Thr is many post in the forum regarding this topic. Search it out.


----------



## azzu (Oct 31, 2009)

krishnandu.sarkar said:


> Thr is many post in the forum regarding this topic. Search it out.


if u can be specific or i u can show wat i ask on this forum ill be very gratefull
do u know about linux ?


----------



## azzu (Nov 10, 2009)

cmon guys any help here ?
plzzzz


----------



## 6x6 (Nov 10, 2009)

azzu said:


> guys Mint nor Ubuntu (latest versions) are workin on my system (845board)


what problem are you facing? what you mean by not working?

and how you connect to broadband USB/LAN connection?


----------



## Krow (Nov 10, 2009)

sudo pppoeconf in terminal does not work for you?


----------



## Cool G5 (Nov 10, 2009)

Try connecting your modem/router to your PC via USB instead of the LAN port.


----------



## papul1993 (Nov 10, 2009)

Cool G5 said:


> Try connecting your modem/router to your PC via USB instead of the LAN port.


i think that would need drivers which are not present in the os.


----------



## puneetgarg (Nov 10, 2009)

well Krow told me this...so see if it could help
type pppoeconfig in terminal command line and configure ur network settings


----------



## Cool G5 (Nov 10, 2009)

papul1993 said:


> i think that would need drivers which are not present in the os.



Yeah it might need drivers but sometimes the inbuilt drivers will work fine just as they are working for me.


----------



## azzu (Nov 10, 2009)

i will try pppoeconfig and ill report
and about the USB i dont have USB on my Model only wIfI and Lan


----------



## Krow (Nov 10, 2009)

Krow said:


> sudo pppoeconf in terminal





puneetgarg said:


> well Krow told me this...so see if it could help
> type pppoeconfig in terminal command line and configure ur network settings


The correct command is given above.



azzu said:


> i will try pppoeconfig and ill report
> and about the USB i dont have USB on my Model only wIfI and Lan


Please check command given in first quote in this post.
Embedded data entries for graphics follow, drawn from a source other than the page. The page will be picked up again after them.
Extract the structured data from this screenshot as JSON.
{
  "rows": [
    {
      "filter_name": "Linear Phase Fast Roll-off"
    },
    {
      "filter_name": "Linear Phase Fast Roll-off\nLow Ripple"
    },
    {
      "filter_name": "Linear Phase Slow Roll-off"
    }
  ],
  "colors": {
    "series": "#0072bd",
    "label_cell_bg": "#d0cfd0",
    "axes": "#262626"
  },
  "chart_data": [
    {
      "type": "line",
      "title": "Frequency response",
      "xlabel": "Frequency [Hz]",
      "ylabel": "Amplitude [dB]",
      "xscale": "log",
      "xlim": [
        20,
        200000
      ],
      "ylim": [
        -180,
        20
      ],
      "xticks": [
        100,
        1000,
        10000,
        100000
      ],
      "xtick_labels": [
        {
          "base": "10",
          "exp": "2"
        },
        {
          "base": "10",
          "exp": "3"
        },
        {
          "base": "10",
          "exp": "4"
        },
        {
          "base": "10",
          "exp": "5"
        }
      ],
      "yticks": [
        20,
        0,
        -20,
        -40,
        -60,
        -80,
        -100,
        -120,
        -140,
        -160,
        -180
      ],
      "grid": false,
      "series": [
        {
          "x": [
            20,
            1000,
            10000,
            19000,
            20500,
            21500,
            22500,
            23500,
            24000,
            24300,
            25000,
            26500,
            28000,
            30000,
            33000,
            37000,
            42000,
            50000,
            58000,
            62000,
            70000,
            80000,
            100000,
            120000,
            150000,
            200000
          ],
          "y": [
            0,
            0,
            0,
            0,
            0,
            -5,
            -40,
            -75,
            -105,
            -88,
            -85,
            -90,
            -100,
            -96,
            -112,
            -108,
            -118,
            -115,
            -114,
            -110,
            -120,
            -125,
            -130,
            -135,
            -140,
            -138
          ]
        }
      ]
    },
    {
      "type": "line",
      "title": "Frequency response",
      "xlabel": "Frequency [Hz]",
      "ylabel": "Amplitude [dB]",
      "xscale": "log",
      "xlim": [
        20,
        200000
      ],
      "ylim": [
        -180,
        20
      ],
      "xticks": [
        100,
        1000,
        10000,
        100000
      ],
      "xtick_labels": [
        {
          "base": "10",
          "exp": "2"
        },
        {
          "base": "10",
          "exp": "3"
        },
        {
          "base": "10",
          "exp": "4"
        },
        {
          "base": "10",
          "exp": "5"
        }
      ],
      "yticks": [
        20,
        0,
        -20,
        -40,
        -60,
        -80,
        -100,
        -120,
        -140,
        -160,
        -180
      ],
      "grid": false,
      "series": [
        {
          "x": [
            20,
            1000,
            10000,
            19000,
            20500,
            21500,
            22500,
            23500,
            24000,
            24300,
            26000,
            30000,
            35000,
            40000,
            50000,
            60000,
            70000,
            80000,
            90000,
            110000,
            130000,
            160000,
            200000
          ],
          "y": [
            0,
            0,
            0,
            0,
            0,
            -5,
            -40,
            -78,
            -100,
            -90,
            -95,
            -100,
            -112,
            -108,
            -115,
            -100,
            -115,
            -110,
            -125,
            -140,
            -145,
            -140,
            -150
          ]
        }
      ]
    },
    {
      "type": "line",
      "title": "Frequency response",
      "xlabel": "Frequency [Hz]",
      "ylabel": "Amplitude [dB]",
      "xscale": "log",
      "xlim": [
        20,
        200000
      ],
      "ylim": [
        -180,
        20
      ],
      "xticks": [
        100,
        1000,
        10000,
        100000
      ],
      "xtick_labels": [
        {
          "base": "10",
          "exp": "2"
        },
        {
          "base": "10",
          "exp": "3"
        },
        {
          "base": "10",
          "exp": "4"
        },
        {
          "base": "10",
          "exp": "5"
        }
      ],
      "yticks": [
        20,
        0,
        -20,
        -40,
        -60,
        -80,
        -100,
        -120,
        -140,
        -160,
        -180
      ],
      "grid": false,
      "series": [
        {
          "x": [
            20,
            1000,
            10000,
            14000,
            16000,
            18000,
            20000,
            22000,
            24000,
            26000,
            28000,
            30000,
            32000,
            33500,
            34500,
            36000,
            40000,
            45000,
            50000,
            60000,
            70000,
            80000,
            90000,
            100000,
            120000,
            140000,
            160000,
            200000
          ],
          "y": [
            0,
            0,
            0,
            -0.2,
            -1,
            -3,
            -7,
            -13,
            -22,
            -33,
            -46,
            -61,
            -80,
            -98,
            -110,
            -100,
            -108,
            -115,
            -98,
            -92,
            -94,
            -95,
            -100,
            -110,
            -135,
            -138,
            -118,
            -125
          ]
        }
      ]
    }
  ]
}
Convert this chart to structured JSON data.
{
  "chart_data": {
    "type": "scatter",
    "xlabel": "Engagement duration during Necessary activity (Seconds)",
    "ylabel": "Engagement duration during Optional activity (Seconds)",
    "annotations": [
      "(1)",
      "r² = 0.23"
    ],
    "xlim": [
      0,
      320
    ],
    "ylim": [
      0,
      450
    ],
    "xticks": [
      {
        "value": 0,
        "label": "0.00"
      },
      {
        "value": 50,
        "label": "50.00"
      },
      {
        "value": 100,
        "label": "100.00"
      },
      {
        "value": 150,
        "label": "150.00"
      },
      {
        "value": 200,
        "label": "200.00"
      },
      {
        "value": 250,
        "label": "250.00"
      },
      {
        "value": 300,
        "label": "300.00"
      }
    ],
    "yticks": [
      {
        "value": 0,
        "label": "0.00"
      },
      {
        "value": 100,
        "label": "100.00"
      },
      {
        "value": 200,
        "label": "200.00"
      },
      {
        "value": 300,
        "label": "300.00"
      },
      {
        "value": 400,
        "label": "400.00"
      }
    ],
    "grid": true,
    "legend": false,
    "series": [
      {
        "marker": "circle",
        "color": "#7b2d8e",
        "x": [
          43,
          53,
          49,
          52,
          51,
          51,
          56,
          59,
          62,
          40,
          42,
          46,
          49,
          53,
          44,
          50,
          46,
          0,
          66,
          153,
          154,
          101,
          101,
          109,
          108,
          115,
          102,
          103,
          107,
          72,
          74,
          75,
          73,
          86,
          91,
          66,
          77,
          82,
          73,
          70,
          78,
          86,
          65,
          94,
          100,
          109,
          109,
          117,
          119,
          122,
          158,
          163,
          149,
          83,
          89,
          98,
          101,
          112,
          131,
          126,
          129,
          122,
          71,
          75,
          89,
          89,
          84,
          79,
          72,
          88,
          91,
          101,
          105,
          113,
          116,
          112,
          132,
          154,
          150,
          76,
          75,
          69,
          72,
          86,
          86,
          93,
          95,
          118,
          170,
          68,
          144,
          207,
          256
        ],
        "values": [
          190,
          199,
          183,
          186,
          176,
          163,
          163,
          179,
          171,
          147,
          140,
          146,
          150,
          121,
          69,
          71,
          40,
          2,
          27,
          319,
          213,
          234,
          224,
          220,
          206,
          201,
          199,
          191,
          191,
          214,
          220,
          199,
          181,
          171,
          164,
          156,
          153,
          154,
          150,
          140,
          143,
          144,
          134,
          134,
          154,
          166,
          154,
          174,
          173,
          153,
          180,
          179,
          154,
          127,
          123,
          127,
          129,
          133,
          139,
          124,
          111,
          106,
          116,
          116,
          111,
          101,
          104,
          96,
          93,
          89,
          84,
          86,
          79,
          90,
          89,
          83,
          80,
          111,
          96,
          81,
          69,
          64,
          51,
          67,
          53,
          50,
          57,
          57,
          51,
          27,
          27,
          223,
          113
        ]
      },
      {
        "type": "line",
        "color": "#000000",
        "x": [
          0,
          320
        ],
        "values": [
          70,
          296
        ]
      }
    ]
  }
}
That one worked for me on Jaunty Jackalope.


----------



## drsubhadip (Nov 12, 2009)

connect with ethernet ...or usb or lan..
by anything..

make ur modem on..
then in the terminal type "sudo pppoeconf"
type ur password in the next line..
follow the command..
 type ur  user name & password..
then net connected...
no use of or no need of drivers..
for the next time type "sudo pon dsl-provider"  next line the password..
that is it..

if it is not solving the problem..the type "ifconfig " in the terminal and paste the data  here so that we can see/....


----------



## Krow (Nov 12, 2009)

^the ifconfig data can be pasted directly in the configure a connection manually option.


----------



## nikomi (Jan 16, 2010)

Very Good post


----------